Jujur, balasan Ardhan barusan langsung membuat Arini baper. Jantung Arini seolah mental karenanya, tapi berhasil kembali ke tempat semula. Sebab Arini melarang dirinya untuk berharap lebih kepada Ardhan.
“Mama dan nenek Pak Ardhan, enggak setuju, kan?”
Pertanyaan dari Arini barusan dan terdengar sangat hati-hati, langsung membuat Ardhan diam. Selain itu, Ardhan juga berangsur menoleh kemudian menatap Arini.
“Bukan masalah andai awalnya mereka enggak setuju. Aku serahin itu ke kamu. Buat mereka maupun keluargaku yang lain percaya, kamu layak jadi istriku—”
“B—bentar, Pak. I–ini, beneran serius? Aku pikir–”
“Memangnya selain menikah dengan saya, rencana kamu move on dari perselingkuhan pasangan kita, apa? Merantau ke ibukota? Atau malah jadi TKW dan mengumpulkan uang sebanyak mungkin, agar kamu bisa balas dendam?”
“P—paham banget ....”
“Saya amati, merantau ke ibukota atau jadi TKW, selalu menjadi solusi para wanita desa dalam menyelesaikan masalah rumah tangga maupun perceraian. Apalagi kalau kasusnya seperti kamu, pasti tua bangka langsung antre daftar jadi suami. Sementara andai kamu menolak, pasti dampaknya fatal.”
“Rasanya ... masa? Bertukar pasangan? Pak—” Niat Arini melanjutkan obrolan mereka refleks terhenti. Sebab Ardhan yang baru saja menerima telepon, buru-buru meletakan telunjuk tangan kirinya di tengah bibir berisi milik pria itu.

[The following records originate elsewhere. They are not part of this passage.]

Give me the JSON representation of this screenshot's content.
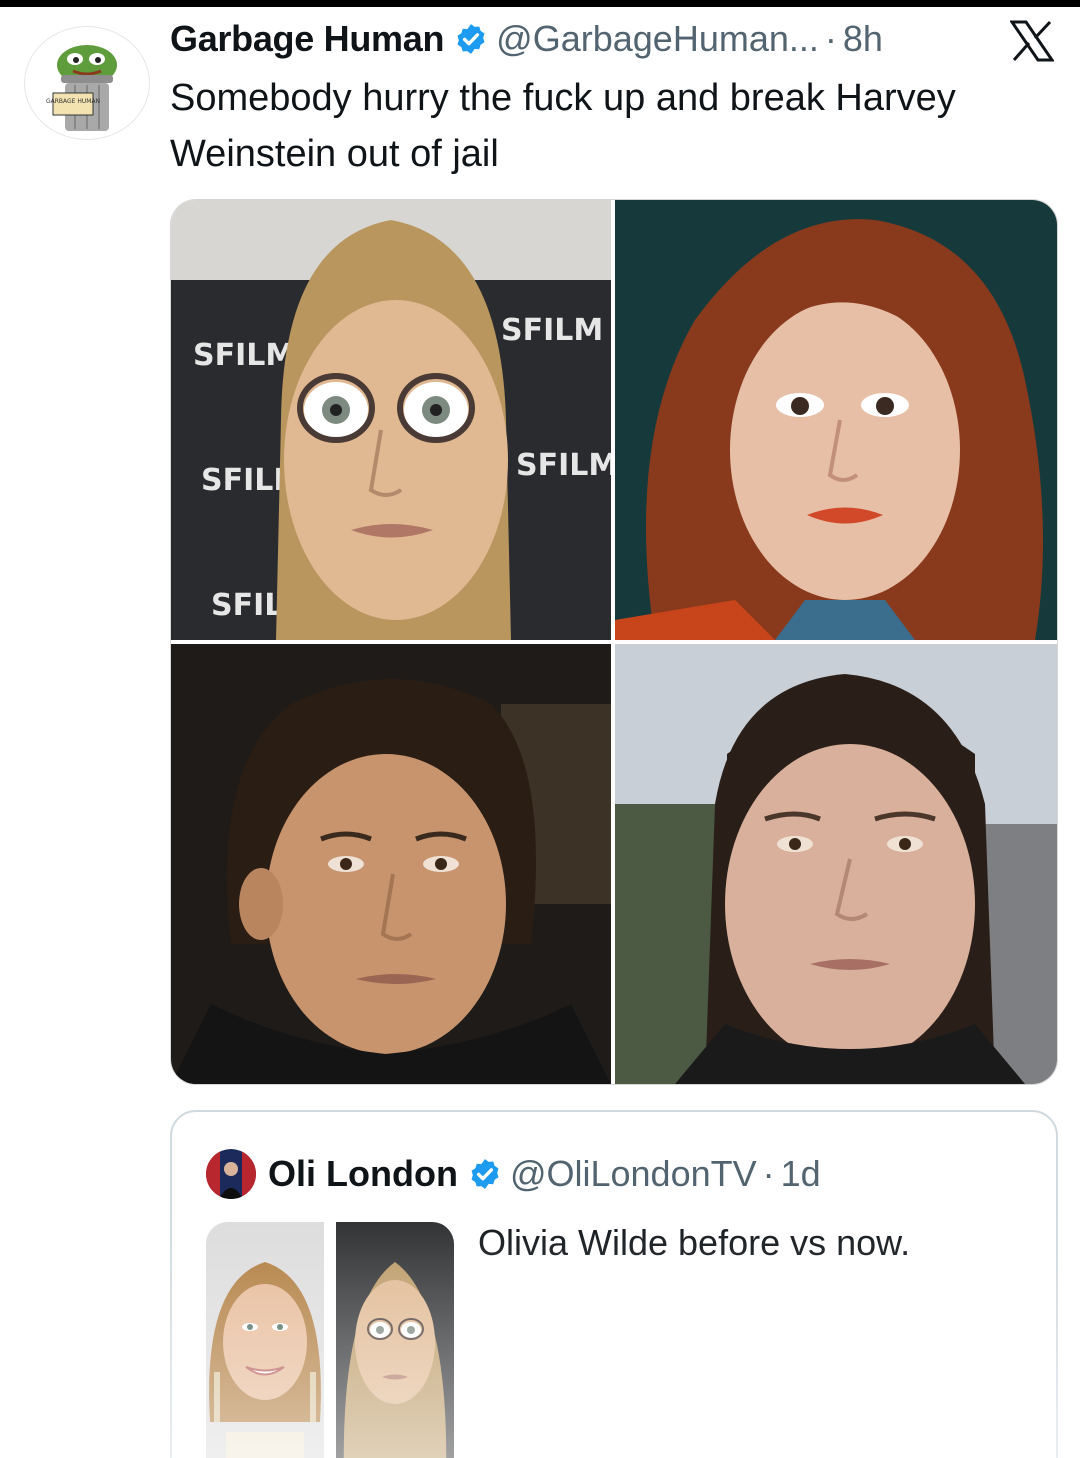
{
  "tweet": {
    "display_name": "Garbage Human",
    "handle": "@GarbageHuman...",
    "separator": "·",
    "time": "8h",
    "text": "Somebody hurry the fuck up and break Harvey Weinstein out of jail",
    "verified_icon": "verified-badge-icon",
    "platform_icon": "x-logo-icon",
    "avatar_sign_text": "GARBAGE HUMAN"
  },
  "media": {
    "photos": [
      {
        "name": "photo-top-left",
        "backdrop_text": "SFILM"
      },
      {
        "name": "photo-top-right"
      },
      {
        "name": "photo-bottom-left"
      },
      {
        "name": "photo-bottom-right"
      }
    ]
  },
  "quote": {
    "display_name": "Oli London",
    "handle": "@OliLondonTV",
    "separator": "·",
    "time": "1d",
    "text": "Olivia Wilde before vs now."
  },
  "colors": {
    "text_primary": "#0f1419",
    "text_secondary": "#536471",
    "verified_blue": "#1d9bf0",
    "border": "#cfd9de"
  }
}
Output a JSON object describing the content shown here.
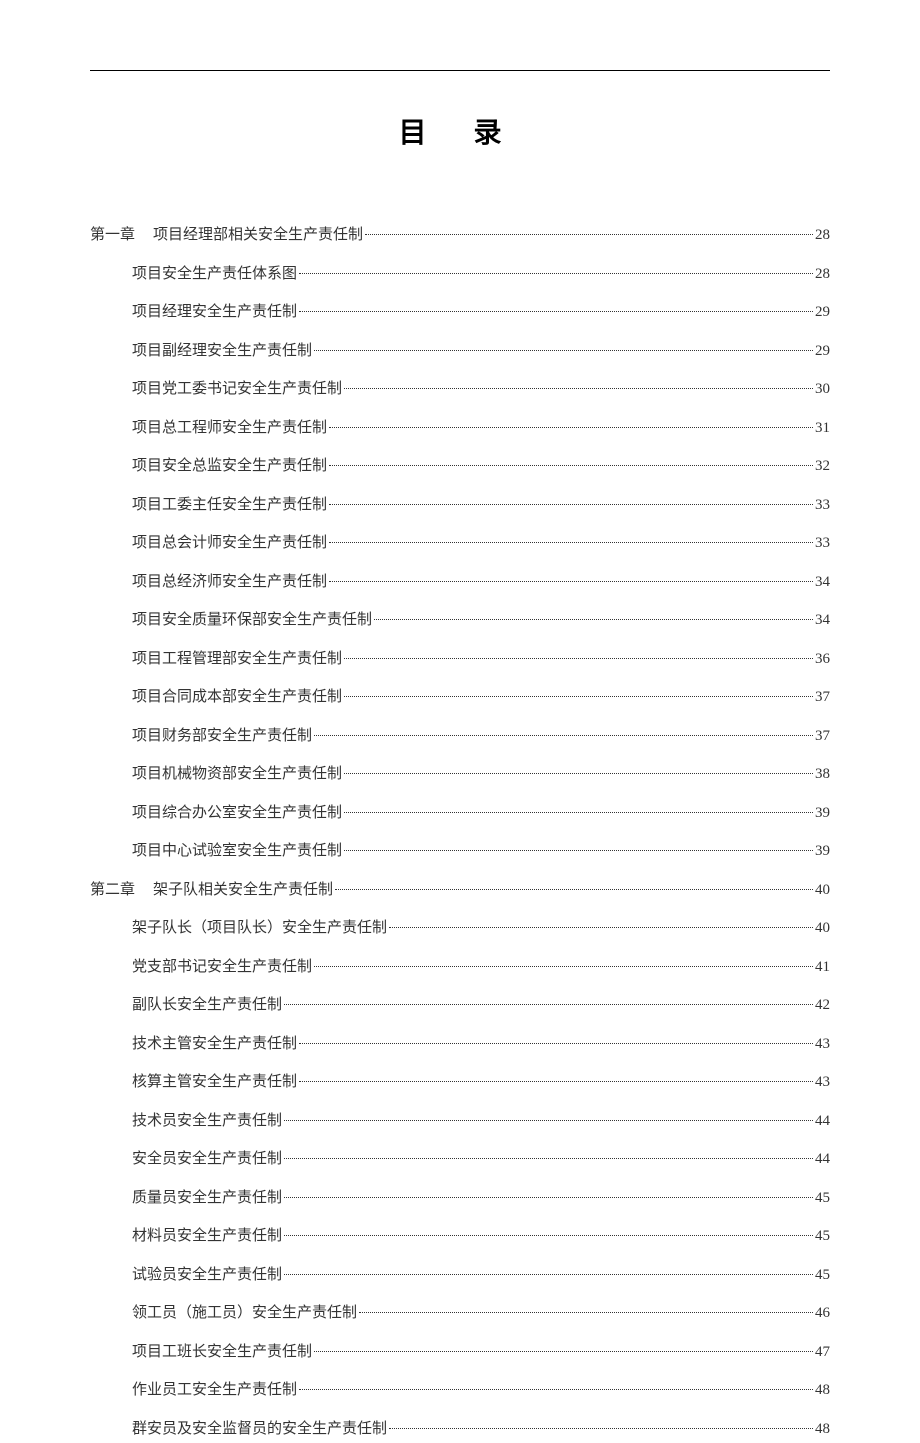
{
  "title": "目 录",
  "toc": [
    {
      "type": "chapter",
      "prefix": "第一章",
      "label": "项目经理部相关安全生产责任制",
      "page": "28"
    },
    {
      "type": "item",
      "label": "项目安全生产责任体系图",
      "page": "28"
    },
    {
      "type": "item",
      "label": "项目经理安全生产责任制",
      "page": "29"
    },
    {
      "type": "item",
      "label": "项目副经理安全生产责任制",
      "page": "29"
    },
    {
      "type": "item",
      "label": "项目党工委书记安全生产责任制",
      "page": "30"
    },
    {
      "type": "item",
      "label": "项目总工程师安全生产责任制",
      "page": "31"
    },
    {
      "type": "item",
      "label": "项目安全总监安全生产责任制",
      "page": "32"
    },
    {
      "type": "item",
      "label": "项目工委主任安全生产责任制",
      "page": "33"
    },
    {
      "type": "item",
      "label": "项目总会计师安全生产责任制",
      "page": "33"
    },
    {
      "type": "item",
      "label": "项目总经济师安全生产责任制",
      "page": "34"
    },
    {
      "type": "item",
      "label": "项目安全质量环保部安全生产责任制",
      "page": "34"
    },
    {
      "type": "item",
      "label": "项目工程管理部安全生产责任制",
      "page": "36"
    },
    {
      "type": "item",
      "label": "项目合同成本部安全生产责任制",
      "page": "37"
    },
    {
      "type": "item",
      "label": "项目财务部安全生产责任制",
      "page": "37"
    },
    {
      "type": "item",
      "label": "项目机械物资部安全生产责任制",
      "page": "38"
    },
    {
      "type": "item",
      "label": "项目综合办公室安全生产责任制",
      "page": "39"
    },
    {
      "type": "item",
      "label": "项目中心试验室安全生产责任制",
      "page": "39"
    },
    {
      "type": "chapter",
      "prefix": "第二章",
      "label": "架子队相关安全生产责任制",
      "page": "40"
    },
    {
      "type": "item",
      "label": "架子队长（项目队长）安全生产责任制",
      "page": "40"
    },
    {
      "type": "item",
      "label": "党支部书记安全生产责任制",
      "page": "41"
    },
    {
      "type": "item",
      "label": "副队长安全生产责任制",
      "page": "42"
    },
    {
      "type": "item",
      "label": "技术主管安全生产责任制",
      "page": "43"
    },
    {
      "type": "item",
      "label": "核算主管安全生产责任制",
      "page": "43"
    },
    {
      "type": "item",
      "label": "技术员安全生产责任制",
      "page": "44"
    },
    {
      "type": "item",
      "label": "安全员安全生产责任制",
      "page": "44"
    },
    {
      "type": "item",
      "label": "质量员安全生产责任制",
      "page": "45"
    },
    {
      "type": "item",
      "label": "材料员安全生产责任制",
      "page": "45"
    },
    {
      "type": "item",
      "label": "试验员安全生产责任制",
      "page": "45"
    },
    {
      "type": "item",
      "label": "领工员（施工员）安全生产责任制",
      "page": "46"
    },
    {
      "type": "item",
      "label": "项目工班长安全生产责任制",
      "page": "47"
    },
    {
      "type": "item",
      "label": "作业员工安全生产责任制",
      "page": "48"
    },
    {
      "type": "item",
      "label": "群安员及安全监督员的安全生产责任制",
      "page": "48"
    }
  ]
}
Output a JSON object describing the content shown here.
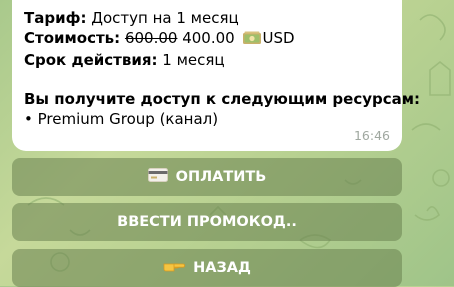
{
  "message": {
    "tariff_label": "Тариф:",
    "tariff_value": "Доступ на 1 месяц",
    "cost_label": "Стоимость:",
    "cost_old": "600.00",
    "cost_new": "400.00",
    "cost_currency": "USD",
    "period_label": "Срок действия:",
    "period_value": "1 месяц",
    "access_heading": "Вы получите доступ к следующим ресурсам:",
    "resources": [
      "• Premium Group (канал)"
    ],
    "time": "16:46"
  },
  "keyboard": {
    "pay_label": "ОПЛАТИТЬ",
    "promo_label": "ВВЕСТИ ПРОМОКОД..",
    "back_label": "НАЗАД"
  },
  "icons": {
    "money": "money-icon",
    "card": "credit-card-icon",
    "back": "pointing-hand-icon"
  }
}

“Ini beneran mau bertukar pasangan?” pikir Arini tidak yakin. Arini bahkan sulit percaya, bahwa dirinya akan benar-benar dinikahi oleh Ardhan. “Harusnya sih, ... aku enggak sampai dijadikan tumbal pesugihan. Soalnya sejauh ini, keluarga pak Ardhan terkenal lurus. Keluarga cemara-nya kabupaten ini,” batin Arini.
Harusnya Arini bahagia karena dirinya benar-benar akan dinikahi oleh Ardhan. Namun, Arini yang terbiasa mandiri dan cobaan hidupnya melebihi biksu Tong ketika mencari kitab suci, justru jadi ketakutan sendiri.
“Coba dulu lah, optimis. Enggak ada salahnya. Lagian kan aku sudah terbiasa menghadapi marabahaya dari berbagai silu man. Alarm ru sak saja bisa aku hadapi, apalagi ibu Sundari dan nenek Septi yang terkenal sebagai manusia manusiawi? Ini aku hanya ditugasi, agar aku dapat restu dari keluarga pak Ardhan. Bisalah, ... bisa!” lirih Arini yang lagi-lagi tak berani mengusik Ardhan lantaran pria itu begitu sibuk dengan ponsel.
Sampai akhirnya mereka mampir ke rumah makan untuk makan siang yang terbilang sudah sangat telat, Ardhan tetap sibuk.
“Pak, ternyata jadi orang kaya enggak selamanya nikmat, ya?” ucap Arini yang jadi ragu menyentuh makanannya karena Ardhan saja belum melakukannya.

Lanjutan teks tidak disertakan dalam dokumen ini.